Hoseok dilini daha fazla Yoongi'nin ağzına itip damağına dilini sürdüğünde bu Yoongi için son damla olmuş ve Yoongi boğukça inlemişti. Hoseok kendine yeni gelmiş gibi dudaklarını Yoongi'den ayırmıştı. Aslında kendine gelmemişti, asıl kendine geldiği an Yoongi'yi öpmeye başladığı an olmuştu.

Hoseok sırıtarak Yoongi'ye baktığı sırada Yoongi başımı yere eğmiş gözleri kapalı duruyordu. Hoseok elini Yoongi'nin çenesine koyup başını kaldırdığında Yoongi gözlerini açmıştı.

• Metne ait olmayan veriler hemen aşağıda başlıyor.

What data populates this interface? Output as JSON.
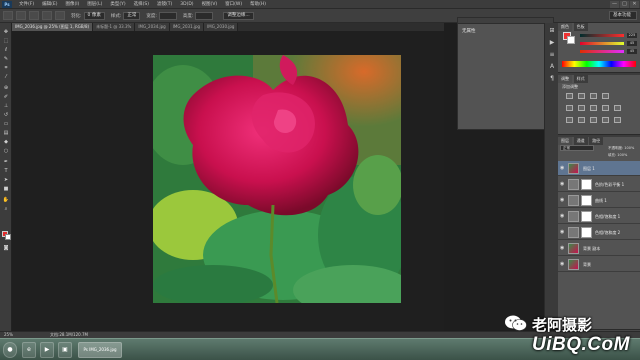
{
  "menubar": {
    "logo": "Ps",
    "items": [
      "文件(F)",
      "编辑(E)",
      "图像(I)",
      "图层(L)",
      "类型(Y)",
      "选择(S)",
      "滤镜(T)",
      "3D(D)",
      "视图(V)",
      "窗口(W)",
      "帮助(H)"
    ],
    "window_controls": [
      "—",
      "□",
      "✕"
    ]
  },
  "options_bar": {
    "feather_label": "羽化:",
    "feather_value": "0 像素",
    "style_label": "样式:",
    "style_value": "正常",
    "width_label": "宽度:",
    "height_label": "高度:",
    "refine_edge": "调整边缘...",
    "workspace": "基本功能"
  },
  "tabs": [
    {
      "label": "IMG_2036.jpg @ 25% (图层 1, RGB/8)",
      "active": true
    },
    {
      "label": "未标题-1 @ 33.3%",
      "active": false
    },
    {
      "label": "IMG_2034.jpg",
      "active": false
    },
    {
      "label": "IMG_2031.jpg",
      "active": false
    },
    {
      "label": "IMG_2030.jpg",
      "active": false
    }
  ],
  "properties_panel": {
    "label": "无属性"
  },
  "color_panel": {
    "tabs": [
      "颜色",
      "色板"
    ],
    "r": "225",
    "g": "45",
    "b": "45"
  },
  "adjustments_panel": {
    "tabs": [
      "调整",
      "样式"
    ],
    "title": "添加调整"
  },
  "layers_panel": {
    "tabs": [
      "图层",
      "通道",
      "路径"
    ],
    "blend_mode": "正常",
    "opacity_label": "不透明度: 100%",
    "fill_label": "填充: 100%",
    "layers": [
      {
        "name": "图层 1",
        "selected": true,
        "has_mask": false
      },
      {
        "name": "色阶/色彩平衡 1",
        "selected": false,
        "has_mask": true
      },
      {
        "name": "曲线 1",
        "selected": false,
        "has_mask": true
      },
      {
        "name": "色相/饱和度 1",
        "selected": false,
        "has_mask": true
      },
      {
        "name": "色相/饱和度 2",
        "selected": false,
        "has_mask": true
      },
      {
        "name": "背景 副本",
        "selected": false,
        "has_mask": false
      },
      {
        "name": "背景",
        "selected": false,
        "has_mask": false
      }
    ]
  },
  "status_bar": {
    "zoom": "25%",
    "doc_size": "文档:28.1M/120.7M"
  },
  "taskbar": {
    "items": [
      "●",
      "e",
      "▶",
      "▣",
      "Ps"
    ],
    "active_label": "Ps IMG_2036.jpg"
  },
  "watermark": {
    "text": "老阿摄影",
    "url": "UiBQ.CoM"
  },
  "colors": {
    "fg": "#e12c2c",
    "bg": "#ffffff",
    "panel": "#535353",
    "selected_layer": "#5f7591"
  }
}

Hoseok dudaklarını yaladığında tekrar Yoongi'nin dudaklarının tadını almış ve daha fazla gülümsemişti. Yoongi'ye yakın olan yüzü sayesinde yüzünün tüm ayrıntılarını inceliyordu.

"Böyle üşüteceksin. "

Yoongi vücudunun çırılçıplak olduğunu ve ıslak bir boxer ile durduğunu yeni fark etmiş gibi yanakkarının kızsrıp gözlerinin kırpıştırılmasına engel olamamıştı.

"B-ben ben-"

Yoongi hızla etrafına bakınıp Hoseok ile duvar arasından ayrılacakken Hoseok onu kolundan tutup duvara yapıştırmıştı.

"Nerde gidiyorsun Yoon?"

"Şey ben üşüdüm... "

Hoseok Yoongi'ye kollarını dolayıp ellerinş hareket ettirerek onu ısıtmaya çalıştı. Vücudu cidden buz gibi ololmuştu

"Oh, özür dilerim Yoon, hemen gidip üzerini giydirelim."

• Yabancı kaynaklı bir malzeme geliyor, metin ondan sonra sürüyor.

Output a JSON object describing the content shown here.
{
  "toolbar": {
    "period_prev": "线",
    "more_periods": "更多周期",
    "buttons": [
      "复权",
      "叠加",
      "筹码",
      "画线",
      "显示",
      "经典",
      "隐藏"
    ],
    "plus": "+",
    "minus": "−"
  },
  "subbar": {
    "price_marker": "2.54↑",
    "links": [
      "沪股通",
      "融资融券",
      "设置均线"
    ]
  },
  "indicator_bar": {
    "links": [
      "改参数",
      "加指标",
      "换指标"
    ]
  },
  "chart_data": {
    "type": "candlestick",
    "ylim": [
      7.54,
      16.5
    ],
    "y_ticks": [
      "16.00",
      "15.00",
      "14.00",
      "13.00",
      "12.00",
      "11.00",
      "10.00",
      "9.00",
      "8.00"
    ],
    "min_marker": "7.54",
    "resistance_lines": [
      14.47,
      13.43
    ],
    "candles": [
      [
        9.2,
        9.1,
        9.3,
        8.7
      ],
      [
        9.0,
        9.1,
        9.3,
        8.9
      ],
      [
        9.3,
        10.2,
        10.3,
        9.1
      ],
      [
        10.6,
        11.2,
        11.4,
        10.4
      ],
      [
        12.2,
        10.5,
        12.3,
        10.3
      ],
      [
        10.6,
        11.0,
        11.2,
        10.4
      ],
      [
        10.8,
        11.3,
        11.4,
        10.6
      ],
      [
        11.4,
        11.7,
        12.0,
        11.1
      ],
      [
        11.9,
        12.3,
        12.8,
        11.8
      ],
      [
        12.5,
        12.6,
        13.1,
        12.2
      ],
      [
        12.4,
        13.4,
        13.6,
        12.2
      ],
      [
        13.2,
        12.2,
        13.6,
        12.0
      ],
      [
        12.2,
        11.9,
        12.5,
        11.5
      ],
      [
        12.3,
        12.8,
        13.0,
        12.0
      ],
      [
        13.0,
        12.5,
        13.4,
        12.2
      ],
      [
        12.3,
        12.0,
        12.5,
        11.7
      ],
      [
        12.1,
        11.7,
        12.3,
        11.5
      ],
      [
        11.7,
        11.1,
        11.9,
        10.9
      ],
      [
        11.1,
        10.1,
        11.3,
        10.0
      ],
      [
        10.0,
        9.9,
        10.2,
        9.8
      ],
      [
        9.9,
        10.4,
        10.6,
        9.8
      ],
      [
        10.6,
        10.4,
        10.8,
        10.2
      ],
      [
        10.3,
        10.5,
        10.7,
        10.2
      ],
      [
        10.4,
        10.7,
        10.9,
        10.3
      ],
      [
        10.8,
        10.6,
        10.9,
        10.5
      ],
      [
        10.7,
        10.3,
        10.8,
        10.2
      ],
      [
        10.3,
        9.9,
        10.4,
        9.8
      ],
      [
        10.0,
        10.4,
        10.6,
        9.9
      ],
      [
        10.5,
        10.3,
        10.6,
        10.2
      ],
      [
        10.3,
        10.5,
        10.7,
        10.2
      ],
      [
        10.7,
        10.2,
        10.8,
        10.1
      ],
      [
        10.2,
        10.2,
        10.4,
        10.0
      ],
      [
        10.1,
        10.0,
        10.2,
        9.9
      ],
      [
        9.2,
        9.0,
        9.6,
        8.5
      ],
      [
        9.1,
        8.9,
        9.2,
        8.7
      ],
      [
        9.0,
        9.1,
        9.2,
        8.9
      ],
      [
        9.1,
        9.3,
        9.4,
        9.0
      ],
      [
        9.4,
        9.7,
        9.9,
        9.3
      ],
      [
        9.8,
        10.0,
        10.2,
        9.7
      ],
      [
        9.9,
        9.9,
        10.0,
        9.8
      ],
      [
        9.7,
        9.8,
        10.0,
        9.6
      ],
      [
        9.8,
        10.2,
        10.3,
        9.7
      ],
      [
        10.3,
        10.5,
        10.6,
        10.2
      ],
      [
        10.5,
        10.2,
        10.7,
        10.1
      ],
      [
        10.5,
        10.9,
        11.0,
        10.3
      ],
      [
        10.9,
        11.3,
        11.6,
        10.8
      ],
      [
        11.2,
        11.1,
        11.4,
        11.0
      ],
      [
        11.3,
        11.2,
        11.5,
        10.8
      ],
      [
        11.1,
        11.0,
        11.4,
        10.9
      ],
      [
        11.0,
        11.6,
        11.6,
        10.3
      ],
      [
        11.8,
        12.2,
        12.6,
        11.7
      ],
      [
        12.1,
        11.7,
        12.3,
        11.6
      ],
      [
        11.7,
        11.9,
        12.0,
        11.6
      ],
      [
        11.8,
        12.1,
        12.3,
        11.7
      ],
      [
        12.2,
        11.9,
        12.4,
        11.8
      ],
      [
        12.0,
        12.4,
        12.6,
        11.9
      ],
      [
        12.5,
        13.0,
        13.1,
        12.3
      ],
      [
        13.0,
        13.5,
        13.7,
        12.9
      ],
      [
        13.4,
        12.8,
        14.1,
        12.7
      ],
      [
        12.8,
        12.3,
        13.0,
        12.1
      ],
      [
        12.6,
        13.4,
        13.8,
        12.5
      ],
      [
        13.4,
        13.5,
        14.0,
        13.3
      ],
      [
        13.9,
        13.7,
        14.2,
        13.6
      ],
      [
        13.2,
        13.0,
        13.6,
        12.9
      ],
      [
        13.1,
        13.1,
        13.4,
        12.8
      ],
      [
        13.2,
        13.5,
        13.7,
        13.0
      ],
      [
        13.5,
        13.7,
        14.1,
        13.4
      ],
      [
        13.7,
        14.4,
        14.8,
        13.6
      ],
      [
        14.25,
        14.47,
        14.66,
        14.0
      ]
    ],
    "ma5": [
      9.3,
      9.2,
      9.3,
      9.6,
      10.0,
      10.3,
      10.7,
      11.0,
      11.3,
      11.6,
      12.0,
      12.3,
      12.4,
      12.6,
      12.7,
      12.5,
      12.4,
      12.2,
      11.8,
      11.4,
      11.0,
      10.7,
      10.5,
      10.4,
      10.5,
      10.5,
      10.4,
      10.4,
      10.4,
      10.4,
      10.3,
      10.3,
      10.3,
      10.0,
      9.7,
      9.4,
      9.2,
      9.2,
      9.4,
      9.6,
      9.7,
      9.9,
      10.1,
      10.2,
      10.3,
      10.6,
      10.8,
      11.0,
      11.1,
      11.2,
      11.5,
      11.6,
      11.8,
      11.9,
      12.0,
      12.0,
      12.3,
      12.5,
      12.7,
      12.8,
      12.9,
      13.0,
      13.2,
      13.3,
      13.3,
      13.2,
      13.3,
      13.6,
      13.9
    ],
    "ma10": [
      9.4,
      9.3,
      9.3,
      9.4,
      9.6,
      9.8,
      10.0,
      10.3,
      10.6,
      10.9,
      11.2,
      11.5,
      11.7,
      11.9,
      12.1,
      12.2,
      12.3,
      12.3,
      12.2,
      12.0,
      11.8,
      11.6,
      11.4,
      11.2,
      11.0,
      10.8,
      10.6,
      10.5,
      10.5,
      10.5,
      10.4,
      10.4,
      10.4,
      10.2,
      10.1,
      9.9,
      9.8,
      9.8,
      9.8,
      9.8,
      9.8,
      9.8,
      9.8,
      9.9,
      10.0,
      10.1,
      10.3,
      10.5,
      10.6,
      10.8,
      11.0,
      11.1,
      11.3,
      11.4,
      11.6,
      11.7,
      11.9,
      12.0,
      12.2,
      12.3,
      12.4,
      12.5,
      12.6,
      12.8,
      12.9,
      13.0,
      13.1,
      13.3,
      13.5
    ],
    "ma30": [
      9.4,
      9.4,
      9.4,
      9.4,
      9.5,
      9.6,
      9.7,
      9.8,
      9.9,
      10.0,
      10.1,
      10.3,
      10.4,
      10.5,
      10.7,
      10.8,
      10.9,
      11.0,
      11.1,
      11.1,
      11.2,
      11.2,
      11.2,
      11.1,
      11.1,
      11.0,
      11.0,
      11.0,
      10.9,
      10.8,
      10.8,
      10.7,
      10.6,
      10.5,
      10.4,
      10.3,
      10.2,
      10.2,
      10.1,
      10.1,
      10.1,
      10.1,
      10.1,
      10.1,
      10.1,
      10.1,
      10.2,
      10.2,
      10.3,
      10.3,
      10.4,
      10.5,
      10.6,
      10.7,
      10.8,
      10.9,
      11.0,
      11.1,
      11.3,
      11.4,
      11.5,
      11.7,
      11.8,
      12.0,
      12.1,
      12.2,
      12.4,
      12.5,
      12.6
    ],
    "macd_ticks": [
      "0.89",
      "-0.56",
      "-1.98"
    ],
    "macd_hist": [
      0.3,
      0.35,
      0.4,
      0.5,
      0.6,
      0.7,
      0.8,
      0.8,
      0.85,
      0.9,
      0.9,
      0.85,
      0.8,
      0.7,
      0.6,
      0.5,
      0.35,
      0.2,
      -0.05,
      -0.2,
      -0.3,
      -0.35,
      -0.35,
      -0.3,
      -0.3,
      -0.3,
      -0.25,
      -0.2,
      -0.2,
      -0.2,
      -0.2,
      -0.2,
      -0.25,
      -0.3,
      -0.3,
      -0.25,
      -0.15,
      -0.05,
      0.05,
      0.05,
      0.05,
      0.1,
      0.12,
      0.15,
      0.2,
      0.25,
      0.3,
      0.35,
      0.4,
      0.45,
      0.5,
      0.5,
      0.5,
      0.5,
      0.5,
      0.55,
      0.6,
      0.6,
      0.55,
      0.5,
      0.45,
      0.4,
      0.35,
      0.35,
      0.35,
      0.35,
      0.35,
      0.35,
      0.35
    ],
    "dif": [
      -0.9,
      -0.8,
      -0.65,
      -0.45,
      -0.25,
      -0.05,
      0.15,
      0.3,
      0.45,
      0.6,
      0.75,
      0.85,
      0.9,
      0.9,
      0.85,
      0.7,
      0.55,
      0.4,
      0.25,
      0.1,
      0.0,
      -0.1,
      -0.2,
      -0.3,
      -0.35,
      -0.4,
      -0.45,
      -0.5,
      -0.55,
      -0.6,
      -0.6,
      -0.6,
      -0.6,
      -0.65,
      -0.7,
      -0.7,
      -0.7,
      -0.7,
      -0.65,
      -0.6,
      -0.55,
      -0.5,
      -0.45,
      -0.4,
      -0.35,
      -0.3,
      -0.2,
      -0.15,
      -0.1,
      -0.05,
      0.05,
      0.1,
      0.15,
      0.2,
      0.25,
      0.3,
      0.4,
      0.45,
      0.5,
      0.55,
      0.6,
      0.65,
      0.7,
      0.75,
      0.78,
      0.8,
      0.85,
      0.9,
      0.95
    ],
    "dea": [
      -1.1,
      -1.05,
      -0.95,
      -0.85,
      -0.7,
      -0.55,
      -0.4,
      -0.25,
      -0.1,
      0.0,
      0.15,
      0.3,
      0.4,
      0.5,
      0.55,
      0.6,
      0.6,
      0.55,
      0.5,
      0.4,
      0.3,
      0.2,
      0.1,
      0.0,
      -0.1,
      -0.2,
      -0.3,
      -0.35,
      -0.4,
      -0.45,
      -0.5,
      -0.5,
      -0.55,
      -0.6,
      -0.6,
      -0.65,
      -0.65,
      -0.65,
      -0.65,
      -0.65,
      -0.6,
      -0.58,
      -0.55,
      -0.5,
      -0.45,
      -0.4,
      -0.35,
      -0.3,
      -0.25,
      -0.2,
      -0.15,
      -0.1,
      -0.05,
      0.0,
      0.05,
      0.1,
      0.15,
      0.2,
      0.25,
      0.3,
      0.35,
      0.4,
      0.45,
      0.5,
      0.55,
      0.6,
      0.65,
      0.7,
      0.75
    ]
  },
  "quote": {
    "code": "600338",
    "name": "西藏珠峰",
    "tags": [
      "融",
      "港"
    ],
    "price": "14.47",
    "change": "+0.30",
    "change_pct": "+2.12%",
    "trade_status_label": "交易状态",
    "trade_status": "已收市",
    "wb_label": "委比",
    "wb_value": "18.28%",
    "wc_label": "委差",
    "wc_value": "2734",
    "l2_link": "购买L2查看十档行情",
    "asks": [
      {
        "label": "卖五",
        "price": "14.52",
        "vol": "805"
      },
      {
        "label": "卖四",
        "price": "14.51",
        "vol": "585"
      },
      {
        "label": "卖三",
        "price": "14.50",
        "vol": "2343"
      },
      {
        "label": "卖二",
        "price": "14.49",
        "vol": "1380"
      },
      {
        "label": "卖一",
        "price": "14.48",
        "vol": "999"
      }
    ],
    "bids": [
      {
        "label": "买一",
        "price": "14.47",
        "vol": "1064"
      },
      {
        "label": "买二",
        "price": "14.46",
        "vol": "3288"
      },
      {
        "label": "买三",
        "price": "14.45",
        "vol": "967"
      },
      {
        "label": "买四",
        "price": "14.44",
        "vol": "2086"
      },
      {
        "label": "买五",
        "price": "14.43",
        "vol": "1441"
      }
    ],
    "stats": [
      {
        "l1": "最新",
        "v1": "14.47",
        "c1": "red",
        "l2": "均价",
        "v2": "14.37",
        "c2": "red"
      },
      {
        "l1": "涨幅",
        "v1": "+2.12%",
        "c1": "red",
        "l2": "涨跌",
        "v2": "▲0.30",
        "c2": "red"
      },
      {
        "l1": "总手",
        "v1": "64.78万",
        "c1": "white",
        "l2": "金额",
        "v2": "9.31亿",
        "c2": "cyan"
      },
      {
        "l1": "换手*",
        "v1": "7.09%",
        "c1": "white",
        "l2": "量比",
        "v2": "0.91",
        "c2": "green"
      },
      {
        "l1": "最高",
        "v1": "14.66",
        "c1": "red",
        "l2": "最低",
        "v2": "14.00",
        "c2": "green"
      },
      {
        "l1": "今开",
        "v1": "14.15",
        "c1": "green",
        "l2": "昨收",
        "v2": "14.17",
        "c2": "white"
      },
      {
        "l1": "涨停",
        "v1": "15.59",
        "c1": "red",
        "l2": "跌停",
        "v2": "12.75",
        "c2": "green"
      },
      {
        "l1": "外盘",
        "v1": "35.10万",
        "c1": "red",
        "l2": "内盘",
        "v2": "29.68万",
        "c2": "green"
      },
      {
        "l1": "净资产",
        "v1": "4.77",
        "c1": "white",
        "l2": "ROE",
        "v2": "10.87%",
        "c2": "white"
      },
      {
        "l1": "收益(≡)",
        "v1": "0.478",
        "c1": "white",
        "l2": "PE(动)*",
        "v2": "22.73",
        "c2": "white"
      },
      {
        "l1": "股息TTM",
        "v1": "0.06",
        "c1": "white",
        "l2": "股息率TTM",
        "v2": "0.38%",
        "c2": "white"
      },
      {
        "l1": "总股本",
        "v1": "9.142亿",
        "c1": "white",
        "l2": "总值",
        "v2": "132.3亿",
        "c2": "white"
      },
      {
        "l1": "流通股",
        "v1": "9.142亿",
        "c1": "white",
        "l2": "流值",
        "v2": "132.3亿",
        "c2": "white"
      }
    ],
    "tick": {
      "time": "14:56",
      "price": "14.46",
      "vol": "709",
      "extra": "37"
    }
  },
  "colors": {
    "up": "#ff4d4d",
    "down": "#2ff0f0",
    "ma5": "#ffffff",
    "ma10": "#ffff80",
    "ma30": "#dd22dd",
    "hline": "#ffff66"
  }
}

Hoseok hızla Yoongi'yi kucağına alıp odasına ilerlerken Yoongi kollarını Hoseok'un boynuna, bacaklarını ise Hoseok'un beline dolamıştı. Islak boxserı Hoseok'un gri şortunu ıslatarak erkekliklerini belli ederken ikiside hala öpüşmenin etkisindeyi.

_______________

Yoongi Hoseok'un başında uyumasını beklerken uyuma numarası yapmıştı. Uyuyamıyordu, lanet olsun ki uyuyamazdı çünkü kalbi fil gibi tepiniyordu. Hoseok onu öpmüştü, ciddi ciddi öpmüştü!

Hoseok Yoongi'nin uyumadığını anlamaş ve onu yanlız bırakmıştı. Kapının önünde dururken Yoongi'nin içeride yatakta tepinirkenki sessiz olmaya çalışarak çıkardığı çığlık sesleri Hoseok'un yüzünde kocaman bir gülümsemeye sebep olmuştu.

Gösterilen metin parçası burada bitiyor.